Top Ten Belize Adventures

Track Jaguars at Cockscomb Basin
By Patti Lange & Chicki Mallan

The Cockscomb Basin Wildlife Sanctuary is one of the best undisturbed nature centers in the country and easily one of the most beautiful. If you came to Belize to see luxuriant jungle, if you came to get close to the "skeeters" and all of God's creatures, and if you came to share sleeping space in a clapboard building with a bunch of strangers from all over the world who have the same interests as you, then you've come to the right place.

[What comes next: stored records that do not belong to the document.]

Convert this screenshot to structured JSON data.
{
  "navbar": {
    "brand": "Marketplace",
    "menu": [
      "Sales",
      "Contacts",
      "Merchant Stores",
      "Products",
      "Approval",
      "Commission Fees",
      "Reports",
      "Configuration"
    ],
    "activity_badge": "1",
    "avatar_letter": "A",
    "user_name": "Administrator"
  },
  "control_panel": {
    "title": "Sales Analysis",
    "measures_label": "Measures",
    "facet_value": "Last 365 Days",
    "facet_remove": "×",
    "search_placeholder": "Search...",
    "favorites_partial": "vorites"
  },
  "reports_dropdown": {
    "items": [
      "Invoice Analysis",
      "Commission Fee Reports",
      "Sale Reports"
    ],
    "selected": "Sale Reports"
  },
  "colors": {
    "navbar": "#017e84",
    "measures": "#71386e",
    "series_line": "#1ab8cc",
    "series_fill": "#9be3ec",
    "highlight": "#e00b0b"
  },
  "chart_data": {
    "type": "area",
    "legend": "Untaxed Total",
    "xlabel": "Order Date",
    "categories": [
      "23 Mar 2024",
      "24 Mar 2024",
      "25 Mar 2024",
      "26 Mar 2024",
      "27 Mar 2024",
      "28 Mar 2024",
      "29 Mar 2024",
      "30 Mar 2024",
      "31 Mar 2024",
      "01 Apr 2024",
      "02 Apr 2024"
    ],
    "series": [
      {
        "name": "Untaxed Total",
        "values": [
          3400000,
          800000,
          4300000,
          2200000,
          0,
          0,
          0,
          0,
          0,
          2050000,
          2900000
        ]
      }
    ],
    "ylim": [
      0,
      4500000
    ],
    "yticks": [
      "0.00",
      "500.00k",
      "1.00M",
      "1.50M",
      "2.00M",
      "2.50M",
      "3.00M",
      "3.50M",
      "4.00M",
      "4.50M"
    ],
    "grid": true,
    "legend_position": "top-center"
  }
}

A large tract of approximately 155 square miles of forest was declared a forest reserve in 1984, and in 1986 the government of Belize set the region aside as a preserve for the largest cat in the Americas, the jaguar. The area is alive with wildlife, including the margay, ocelot, puma, jaguarundi, tapir, deer, paca, iguana, kinkajou, and armadillo (to name just a few), hundreds of bird species, and some unusual reptiles, including the red-eyed tree frog. And though you probably won't see the large cats roaming during the day (they hunt at night), it's exciting to see the large jaguar paw print; it's a real sign that the cat does indeed exercise ownership of this jungle. The peccary is said to be the jaguar's preferred diet, but, according to locals, the jaguar enjoys a love/hate relationship with the animal. Maya legend has it that the jaguar learned to climb trees to get away from the peccary because, as large and feared as the jaguar is, a group of the piglike peccaries can tear the great cat apart. The jaguar prefers to search from its tree branch for a single peccary.